Note that running it freezes the python kernel as it launches a web server. (I've attached a screenshot)

In [31]:
# import pyLDAvis.gensim
# pyLDAvis.enable_notebook()
# prepared = pyLDAvis.gensim.prepare(lda_model, bow_corpus, dictionary)
# pyLDAvis.show(prepared)

title

  • You can see 1 top left is the sports topics, large because it contains both hockey and baseball in a single topic
  • 2, 3 and 6 are cars space and guns with a margin of crossover
  • 7 and 5 are the religion topics with large crossover. I would have expected more, though I guess at some point a large overlap becomes seen as a large topic.
  • 4 windows is out on its own

Conclusion

This definately needs some tuning which I'll pick up in the future. Places for tuning are

  • The Preprocessing
    • Do we need both stemming and lemmatization
    • Try a different stemmer. The SnowballStemmer is meant to strike a balance between being too aggressive or passive.
  • Tune the LDA hyperparameters
    • Alpha and eta.
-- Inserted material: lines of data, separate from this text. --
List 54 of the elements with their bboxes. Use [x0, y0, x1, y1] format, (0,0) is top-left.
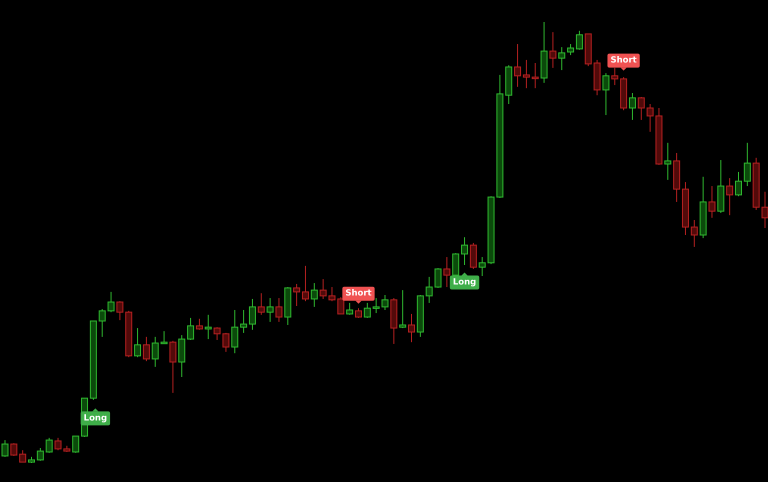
candlestick	[258, 292, 265, 316]
candlestick	[169, 340, 176, 394]
candlestick	[434, 268, 442, 288]
candlestick	[708, 186, 716, 218]
annotation: Long	[452, 277, 476, 288]
candlestick	[196, 318, 203, 330]
candlestick	[134, 328, 142, 358]
candlestick	[461, 236, 468, 266]
candlestick	[576, 30, 583, 50]
candlestick	[478, 256, 486, 277]
candlestick	[452, 252, 460, 277]
candlestick	[690, 220, 698, 248]
candlestick	[470, 242, 477, 270]
candlestick	[204, 314, 212, 340]
candlestick	[275, 298, 282, 322]
candlestick	[726, 178, 734, 216]
candlestick	[310, 282, 318, 308]
candlestick	[567, 44, 574, 56]
candlestick	[108, 291, 115, 313]
candlestick	[328, 286, 336, 302]
candlestick	[354, 308, 362, 318]
candlestick	[346, 302, 354, 316]
candlestick	[337, 296, 344, 314]
candlestick	[266, 298, 274, 322]
candlestick	[399, 290, 406, 329]
candlestick	[293, 283, 300, 307]
annotation: Short	[610, 56, 637, 66]
candlestick	[222, 332, 230, 352]
candlestick	[744, 142, 751, 187]
candlestick	[160, 330, 168, 344]
candlestick	[549, 32, 556, 68]
annotation: Short	[345, 288, 372, 299]
candlestick	[514, 44, 522, 88]
candlestick	[248, 298, 256, 330]
annotation: Long	[84, 413, 108, 424]
candlestick	[558, 46, 566, 71]
candlestick	[178, 334, 186, 378]
candlestick	[664, 142, 672, 180]
candlestick	[187, 317, 194, 340]
candlestick	[54, 437, 62, 451]
candlestick	[214, 326, 221, 340]
candlestick	[762, 191, 768, 228]
candlestick	[152, 336, 159, 368]
candlestick	[142, 336, 150, 362]
candlestick	[2, 440, 8, 458]
candlestick	[382, 294, 388, 310]
candlestick	[628, 92, 636, 120]
candlestick	[320, 278, 327, 300]
candlestick	[443, 256, 450, 288]
candlestick	[408, 313, 416, 343]
candlestick	[72, 436, 80, 454]
candlestick	[734, 171, 742, 197]
candlestick	[602, 72, 610, 116]
candlestick	[302, 265, 309, 302]
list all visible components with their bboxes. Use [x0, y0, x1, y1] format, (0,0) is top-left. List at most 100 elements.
Also maybe the number of passes may produce different results
  • Try a different model
    • I see Non-negative matrix factorization being mentioned a lot
    • RNN's are good at handling the abstract nature of language and they retain the sentence context. (Though last time I used an RNN I got better results with a non DL model)

Ultimately this is a multi class classification problem and I would expect to get better results using supervised learning algorithms. I was discussing this with someone and they mentioned using bigrams to handle the context that gets lost when using a bag of words. I would like to look into this, I thought about it later on and I'm hoping that using bigrams will give a sort of chain that the model can pick up on. i.e. Now we have A, B, C. With Bigrams we would have A, B, C and AB and BC, which give a sort of gives a relationship from A to C. I'm not sure if the model will pick that relationship up but bigrams will definately add a stronger signal for the model.